A recent paper, published in Nature Communications and first authored by NYU Shanghai Assistant Professor of Physics Chen Hanghui, explains the origin of charge order, a phenomenon that is intertwined with superconductivity, observed in nickelate superconductors.

Superconducting materials can conduct electric currents without resistance and with zero energy loss. The first high-temperature superconductors, discovered in 1986, are ceramic compounds of copper and oxygen, known as cuprates. For over 30 years, scientists have explored the underlying mechanism of cuprates and attempted to synthesize materials with similar superconducting properties to cuprates. It wasn’t until 2019 that a breakthrough occurred with the discovery of superconductivity in nickelates.

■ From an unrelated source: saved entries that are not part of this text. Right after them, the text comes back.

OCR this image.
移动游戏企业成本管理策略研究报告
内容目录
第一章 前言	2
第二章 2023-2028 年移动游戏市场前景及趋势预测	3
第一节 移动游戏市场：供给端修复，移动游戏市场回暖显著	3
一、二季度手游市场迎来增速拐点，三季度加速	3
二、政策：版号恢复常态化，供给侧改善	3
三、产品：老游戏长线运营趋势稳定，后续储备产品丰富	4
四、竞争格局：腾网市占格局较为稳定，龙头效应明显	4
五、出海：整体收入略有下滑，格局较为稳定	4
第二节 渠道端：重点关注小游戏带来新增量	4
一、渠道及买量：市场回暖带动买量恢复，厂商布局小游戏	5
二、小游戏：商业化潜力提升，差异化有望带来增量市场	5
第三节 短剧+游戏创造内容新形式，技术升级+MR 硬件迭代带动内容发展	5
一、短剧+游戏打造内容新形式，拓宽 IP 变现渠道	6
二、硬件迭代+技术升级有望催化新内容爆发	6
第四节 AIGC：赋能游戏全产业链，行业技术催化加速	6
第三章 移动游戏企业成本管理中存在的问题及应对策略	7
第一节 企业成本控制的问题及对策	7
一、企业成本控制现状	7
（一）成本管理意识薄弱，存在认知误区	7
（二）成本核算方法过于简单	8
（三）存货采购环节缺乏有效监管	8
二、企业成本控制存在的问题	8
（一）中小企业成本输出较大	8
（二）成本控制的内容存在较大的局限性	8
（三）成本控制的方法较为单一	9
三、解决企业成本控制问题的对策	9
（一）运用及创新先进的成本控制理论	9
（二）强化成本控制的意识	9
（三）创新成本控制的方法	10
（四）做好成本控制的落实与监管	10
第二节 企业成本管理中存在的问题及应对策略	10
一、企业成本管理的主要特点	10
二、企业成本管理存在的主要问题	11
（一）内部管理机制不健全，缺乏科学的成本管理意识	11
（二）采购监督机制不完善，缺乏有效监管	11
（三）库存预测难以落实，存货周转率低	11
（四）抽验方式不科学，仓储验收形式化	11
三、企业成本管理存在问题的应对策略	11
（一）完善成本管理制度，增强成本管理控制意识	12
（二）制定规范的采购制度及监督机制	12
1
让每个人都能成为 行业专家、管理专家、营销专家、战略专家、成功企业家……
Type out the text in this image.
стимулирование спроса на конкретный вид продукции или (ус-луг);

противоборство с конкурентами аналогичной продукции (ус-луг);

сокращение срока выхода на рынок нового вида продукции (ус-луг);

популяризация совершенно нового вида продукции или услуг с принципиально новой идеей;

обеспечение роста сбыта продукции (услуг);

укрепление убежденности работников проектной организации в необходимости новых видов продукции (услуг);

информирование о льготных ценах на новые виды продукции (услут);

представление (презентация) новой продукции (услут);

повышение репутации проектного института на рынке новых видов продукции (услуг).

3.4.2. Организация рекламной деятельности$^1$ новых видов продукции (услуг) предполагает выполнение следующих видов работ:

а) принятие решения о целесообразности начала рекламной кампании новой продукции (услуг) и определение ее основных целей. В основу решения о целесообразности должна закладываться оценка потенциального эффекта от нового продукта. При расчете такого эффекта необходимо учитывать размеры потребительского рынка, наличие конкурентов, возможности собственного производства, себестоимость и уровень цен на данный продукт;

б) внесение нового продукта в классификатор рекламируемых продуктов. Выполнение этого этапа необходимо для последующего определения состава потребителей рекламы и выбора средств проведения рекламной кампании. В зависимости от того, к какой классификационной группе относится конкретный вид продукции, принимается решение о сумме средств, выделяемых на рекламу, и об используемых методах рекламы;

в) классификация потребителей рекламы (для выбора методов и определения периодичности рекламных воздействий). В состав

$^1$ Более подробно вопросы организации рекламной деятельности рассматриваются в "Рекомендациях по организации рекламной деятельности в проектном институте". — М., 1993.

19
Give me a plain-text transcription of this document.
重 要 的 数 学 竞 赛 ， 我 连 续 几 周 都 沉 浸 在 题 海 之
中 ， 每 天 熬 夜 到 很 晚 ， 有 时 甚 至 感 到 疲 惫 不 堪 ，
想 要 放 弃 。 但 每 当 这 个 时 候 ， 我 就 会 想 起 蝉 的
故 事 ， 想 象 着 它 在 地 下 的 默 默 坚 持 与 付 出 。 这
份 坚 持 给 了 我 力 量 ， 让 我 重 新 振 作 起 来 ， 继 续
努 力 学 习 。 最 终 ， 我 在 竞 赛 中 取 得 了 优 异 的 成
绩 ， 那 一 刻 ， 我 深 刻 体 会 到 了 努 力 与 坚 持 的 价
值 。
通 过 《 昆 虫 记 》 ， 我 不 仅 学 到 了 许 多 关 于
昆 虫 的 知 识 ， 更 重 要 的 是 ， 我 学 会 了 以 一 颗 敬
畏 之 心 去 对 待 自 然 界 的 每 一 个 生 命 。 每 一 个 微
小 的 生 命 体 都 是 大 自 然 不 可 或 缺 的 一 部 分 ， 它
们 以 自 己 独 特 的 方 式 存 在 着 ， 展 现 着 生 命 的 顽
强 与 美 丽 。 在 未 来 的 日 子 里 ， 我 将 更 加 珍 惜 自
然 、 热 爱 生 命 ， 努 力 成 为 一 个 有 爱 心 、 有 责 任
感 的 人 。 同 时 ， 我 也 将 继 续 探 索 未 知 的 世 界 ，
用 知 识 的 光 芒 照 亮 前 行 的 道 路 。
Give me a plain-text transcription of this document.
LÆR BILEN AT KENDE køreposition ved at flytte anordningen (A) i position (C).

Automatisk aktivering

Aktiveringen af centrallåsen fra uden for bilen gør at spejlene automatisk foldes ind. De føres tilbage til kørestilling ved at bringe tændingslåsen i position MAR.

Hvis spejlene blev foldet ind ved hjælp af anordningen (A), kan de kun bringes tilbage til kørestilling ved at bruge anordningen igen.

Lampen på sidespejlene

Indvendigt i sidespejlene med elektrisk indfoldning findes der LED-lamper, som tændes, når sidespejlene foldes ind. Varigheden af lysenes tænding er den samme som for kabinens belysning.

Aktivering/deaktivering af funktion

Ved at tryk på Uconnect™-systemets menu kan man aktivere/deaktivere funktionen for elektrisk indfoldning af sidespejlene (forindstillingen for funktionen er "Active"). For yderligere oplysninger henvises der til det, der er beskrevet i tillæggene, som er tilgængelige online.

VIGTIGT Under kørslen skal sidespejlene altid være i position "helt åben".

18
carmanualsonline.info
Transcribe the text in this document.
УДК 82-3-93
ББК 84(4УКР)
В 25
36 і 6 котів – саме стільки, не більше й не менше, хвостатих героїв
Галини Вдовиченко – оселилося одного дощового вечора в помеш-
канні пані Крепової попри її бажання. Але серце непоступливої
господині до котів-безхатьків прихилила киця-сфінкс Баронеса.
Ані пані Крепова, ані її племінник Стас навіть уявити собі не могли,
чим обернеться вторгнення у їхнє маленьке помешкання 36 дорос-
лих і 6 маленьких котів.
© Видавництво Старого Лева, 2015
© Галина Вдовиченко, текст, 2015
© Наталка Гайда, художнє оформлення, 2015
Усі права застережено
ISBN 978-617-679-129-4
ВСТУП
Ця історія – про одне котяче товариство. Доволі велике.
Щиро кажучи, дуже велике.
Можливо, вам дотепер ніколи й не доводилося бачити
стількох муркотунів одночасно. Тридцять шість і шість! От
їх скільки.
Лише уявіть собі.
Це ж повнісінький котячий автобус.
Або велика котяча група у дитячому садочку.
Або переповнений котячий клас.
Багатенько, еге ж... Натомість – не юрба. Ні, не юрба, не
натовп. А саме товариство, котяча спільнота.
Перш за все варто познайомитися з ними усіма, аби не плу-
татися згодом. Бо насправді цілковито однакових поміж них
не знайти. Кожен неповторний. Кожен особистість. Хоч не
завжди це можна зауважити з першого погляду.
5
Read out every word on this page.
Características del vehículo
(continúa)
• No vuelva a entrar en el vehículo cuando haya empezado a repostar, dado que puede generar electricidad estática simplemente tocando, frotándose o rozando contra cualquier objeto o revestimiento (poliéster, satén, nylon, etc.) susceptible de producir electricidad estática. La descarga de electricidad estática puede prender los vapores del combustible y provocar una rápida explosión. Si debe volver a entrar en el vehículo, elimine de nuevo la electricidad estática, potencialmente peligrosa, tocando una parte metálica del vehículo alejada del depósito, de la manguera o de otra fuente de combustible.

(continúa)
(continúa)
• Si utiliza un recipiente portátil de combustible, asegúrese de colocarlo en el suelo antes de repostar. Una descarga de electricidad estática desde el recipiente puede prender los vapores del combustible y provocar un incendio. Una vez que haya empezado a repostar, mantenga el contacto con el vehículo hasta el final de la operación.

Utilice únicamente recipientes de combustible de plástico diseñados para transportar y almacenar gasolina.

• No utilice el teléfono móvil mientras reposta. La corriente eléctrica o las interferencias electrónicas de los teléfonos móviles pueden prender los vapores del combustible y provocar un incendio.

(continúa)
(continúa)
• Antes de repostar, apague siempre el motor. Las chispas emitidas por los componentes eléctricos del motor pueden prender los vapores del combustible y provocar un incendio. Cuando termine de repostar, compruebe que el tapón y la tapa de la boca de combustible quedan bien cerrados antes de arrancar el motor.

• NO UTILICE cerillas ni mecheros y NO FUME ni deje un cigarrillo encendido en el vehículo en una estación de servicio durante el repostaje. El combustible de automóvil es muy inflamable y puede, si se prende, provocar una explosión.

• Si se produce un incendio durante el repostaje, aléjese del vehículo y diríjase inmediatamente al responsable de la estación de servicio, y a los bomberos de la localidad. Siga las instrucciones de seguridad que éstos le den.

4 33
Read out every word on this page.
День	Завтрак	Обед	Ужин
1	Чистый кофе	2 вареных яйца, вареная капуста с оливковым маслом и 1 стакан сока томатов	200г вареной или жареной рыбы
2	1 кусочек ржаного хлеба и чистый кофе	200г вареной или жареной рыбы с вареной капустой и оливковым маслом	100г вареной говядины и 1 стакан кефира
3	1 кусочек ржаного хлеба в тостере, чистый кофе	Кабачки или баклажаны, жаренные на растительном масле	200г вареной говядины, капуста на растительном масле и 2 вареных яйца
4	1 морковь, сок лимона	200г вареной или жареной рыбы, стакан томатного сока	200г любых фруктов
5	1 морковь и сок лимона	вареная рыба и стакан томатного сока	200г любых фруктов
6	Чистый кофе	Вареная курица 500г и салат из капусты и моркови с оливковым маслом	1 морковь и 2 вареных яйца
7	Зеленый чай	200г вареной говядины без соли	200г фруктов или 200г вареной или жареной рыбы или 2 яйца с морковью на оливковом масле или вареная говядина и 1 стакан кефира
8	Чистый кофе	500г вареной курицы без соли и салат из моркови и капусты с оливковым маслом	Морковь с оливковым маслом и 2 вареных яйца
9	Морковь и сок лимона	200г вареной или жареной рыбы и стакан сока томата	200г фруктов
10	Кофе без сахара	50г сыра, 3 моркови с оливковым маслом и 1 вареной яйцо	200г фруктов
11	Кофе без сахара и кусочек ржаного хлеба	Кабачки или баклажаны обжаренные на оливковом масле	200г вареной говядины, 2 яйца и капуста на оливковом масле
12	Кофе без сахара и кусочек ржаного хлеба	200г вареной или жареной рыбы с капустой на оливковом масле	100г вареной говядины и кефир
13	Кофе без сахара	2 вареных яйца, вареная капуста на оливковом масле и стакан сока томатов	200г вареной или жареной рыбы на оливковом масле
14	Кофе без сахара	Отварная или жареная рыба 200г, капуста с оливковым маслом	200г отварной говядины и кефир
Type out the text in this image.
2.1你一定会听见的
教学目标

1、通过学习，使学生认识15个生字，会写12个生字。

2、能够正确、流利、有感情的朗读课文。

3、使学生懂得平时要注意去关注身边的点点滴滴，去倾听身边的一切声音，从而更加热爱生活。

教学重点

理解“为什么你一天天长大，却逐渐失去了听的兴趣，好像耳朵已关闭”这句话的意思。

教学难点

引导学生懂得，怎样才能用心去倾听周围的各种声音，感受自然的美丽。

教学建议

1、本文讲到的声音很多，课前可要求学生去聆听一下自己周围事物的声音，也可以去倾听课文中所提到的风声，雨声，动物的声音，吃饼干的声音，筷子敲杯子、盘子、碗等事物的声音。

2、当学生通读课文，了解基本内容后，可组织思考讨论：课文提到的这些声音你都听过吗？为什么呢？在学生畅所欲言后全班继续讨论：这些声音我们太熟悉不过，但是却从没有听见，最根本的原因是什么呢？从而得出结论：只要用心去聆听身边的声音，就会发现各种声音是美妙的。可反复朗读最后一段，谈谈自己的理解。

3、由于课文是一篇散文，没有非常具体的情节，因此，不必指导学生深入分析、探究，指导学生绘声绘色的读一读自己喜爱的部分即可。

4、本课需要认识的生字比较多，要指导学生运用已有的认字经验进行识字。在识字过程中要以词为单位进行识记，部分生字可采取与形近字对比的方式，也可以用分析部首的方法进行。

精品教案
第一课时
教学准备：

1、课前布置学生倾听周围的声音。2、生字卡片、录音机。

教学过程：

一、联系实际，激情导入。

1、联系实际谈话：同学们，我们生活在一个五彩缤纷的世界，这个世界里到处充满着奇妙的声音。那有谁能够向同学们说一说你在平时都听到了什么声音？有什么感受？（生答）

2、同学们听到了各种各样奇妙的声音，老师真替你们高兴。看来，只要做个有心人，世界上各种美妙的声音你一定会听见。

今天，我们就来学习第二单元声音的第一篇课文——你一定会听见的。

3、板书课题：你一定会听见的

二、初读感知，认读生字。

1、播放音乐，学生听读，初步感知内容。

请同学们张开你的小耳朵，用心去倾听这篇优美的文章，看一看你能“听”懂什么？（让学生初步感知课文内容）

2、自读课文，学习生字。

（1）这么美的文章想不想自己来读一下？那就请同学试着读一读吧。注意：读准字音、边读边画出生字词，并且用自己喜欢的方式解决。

Cuprates and nickelates have similar electronic and crystal structures, leading scientists to make comparisons across various aspects between the two. Superconductivity is a vital characteristic for these materials, but another important feature is charge order. Charge order is the phenomenon in which electric charges on the same type of atoms have different magnitudes and form a particular pattern. The charge order phenomenon was found in cuprates back to 1995. In 2022, three independent labs reported the discovery of charge order in nickelates.

Building upon this discovery, Chen and his collaborators embarked on an investigation into the origin of charge order in nickelates, aiming to explore the similarities and differences of charge order between nickelates and cuprates. By employing density-functional-theory and dynamical-mean-field-theory calculations, a computational method used in condensed matter physics and materials science, the team revealed a distinctive charge-transfer-driven mechanism responsible for charge order in nickelates, which differs from the charge order mechanism observed in cuprates. Through a detailed modeling, the team associated the charge order mechanism in nickelates with the material’s conduction bands. Notably, in cuprates, these conduction bands do not serve the same function.

Chen said there is much more to learn about charge order and superconductivity in nickelates. "Whether this study implies that the superconductivity in the two materials may also be governed by different mechanisms, we don't yet have the answer. This will be the focus of our future research," said Chen.

Professor Chen Hanghui of NYU Shanghai, Professor Yang Yifeng from the Institute of Physics, Chinese Academy of Sciences, and Professor Zhang Guangming of Tsinghua University are the corresponding authors. Liu Hongquan ’23 participated in the research.